Yep. It goes back to that common strategy used by defence lawyers - to parse out each piece of evidence, question it in isolation, and dismiss. That is, each piece of evidence is dismissed independent of all other evidence in order to conclude that the the
sum of the parts, or the totality of individual pieces of evidence, can be dismissed.
Aristotle:
“The whole is greater than the sum of the parts.”
The strategy is to deny that the whole, or totality of evidence, tells a different story than each piece of evidence in isolation.

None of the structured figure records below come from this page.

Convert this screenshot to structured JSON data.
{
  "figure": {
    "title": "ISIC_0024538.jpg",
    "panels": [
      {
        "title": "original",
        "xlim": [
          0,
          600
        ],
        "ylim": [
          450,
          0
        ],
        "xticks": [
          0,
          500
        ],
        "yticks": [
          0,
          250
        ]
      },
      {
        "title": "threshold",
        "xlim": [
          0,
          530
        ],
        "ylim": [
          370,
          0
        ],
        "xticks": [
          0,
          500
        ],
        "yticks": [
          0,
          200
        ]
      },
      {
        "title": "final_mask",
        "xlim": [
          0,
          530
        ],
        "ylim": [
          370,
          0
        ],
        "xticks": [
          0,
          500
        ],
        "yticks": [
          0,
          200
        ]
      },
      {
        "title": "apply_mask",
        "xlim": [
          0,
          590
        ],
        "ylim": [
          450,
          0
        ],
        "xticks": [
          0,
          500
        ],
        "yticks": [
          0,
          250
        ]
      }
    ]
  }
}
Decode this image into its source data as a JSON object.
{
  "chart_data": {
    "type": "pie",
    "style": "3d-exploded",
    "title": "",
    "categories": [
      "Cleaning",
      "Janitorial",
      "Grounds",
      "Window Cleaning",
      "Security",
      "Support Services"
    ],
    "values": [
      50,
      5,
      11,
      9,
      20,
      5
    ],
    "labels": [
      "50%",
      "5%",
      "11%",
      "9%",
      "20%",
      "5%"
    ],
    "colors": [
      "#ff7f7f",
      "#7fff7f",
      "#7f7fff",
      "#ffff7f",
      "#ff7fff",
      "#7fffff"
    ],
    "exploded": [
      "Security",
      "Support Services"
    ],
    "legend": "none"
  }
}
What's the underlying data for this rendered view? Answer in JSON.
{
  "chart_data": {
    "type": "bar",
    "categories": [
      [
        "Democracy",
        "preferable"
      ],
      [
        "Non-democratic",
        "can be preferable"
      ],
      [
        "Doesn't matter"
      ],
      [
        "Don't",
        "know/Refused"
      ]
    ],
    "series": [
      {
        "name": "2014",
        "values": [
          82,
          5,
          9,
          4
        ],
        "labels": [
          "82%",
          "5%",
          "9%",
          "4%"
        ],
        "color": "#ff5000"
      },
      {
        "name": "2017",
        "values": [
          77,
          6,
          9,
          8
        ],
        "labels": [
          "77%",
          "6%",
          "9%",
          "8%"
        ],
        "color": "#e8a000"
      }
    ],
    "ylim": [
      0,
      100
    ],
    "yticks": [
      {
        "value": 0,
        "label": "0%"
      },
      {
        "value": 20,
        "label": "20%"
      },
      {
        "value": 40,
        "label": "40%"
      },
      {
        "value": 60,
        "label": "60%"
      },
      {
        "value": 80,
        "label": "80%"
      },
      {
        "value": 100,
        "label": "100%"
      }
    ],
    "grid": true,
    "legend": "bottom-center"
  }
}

Here are some pieces of evidence that, in isolation, do not result in the conclusion that Scott murdered his wife.
- Having a murdered wife and a girlfriend does not mean that the husband murdered his wife
- Telling his girlfriend, prior to his wife's disappearance, that the next Christmas would be his first without his wife does not mean that he knew she would vanish the day before Christmas
- Hiding the fact that he bought a fishing boat shortly before his wife's disappearance does not mean he planned to use the boat to hide her body
- Evidence of homemade anchors and chicken wire next to his secretly stored boat does not mean he intended to use them to sink his wife's body
- Her hair in his pliers on his boat does not mean that the hair got there on the day she vanished, even though no one knew that that he owned a boat
- His wife's body discovered where he was fishing on the day she vanished does not mean that the fishing trip was to dispose of the body.
- Ignoring phone calls shortly after his wife vanished does not mean that the he knew that his wife was not phoning him
- Whistling in relief when news reports surfaced that the object at the bottom of the ocean was a big ole anchor
Circumstantial Evidence: the whole is greater than the sum of the parts.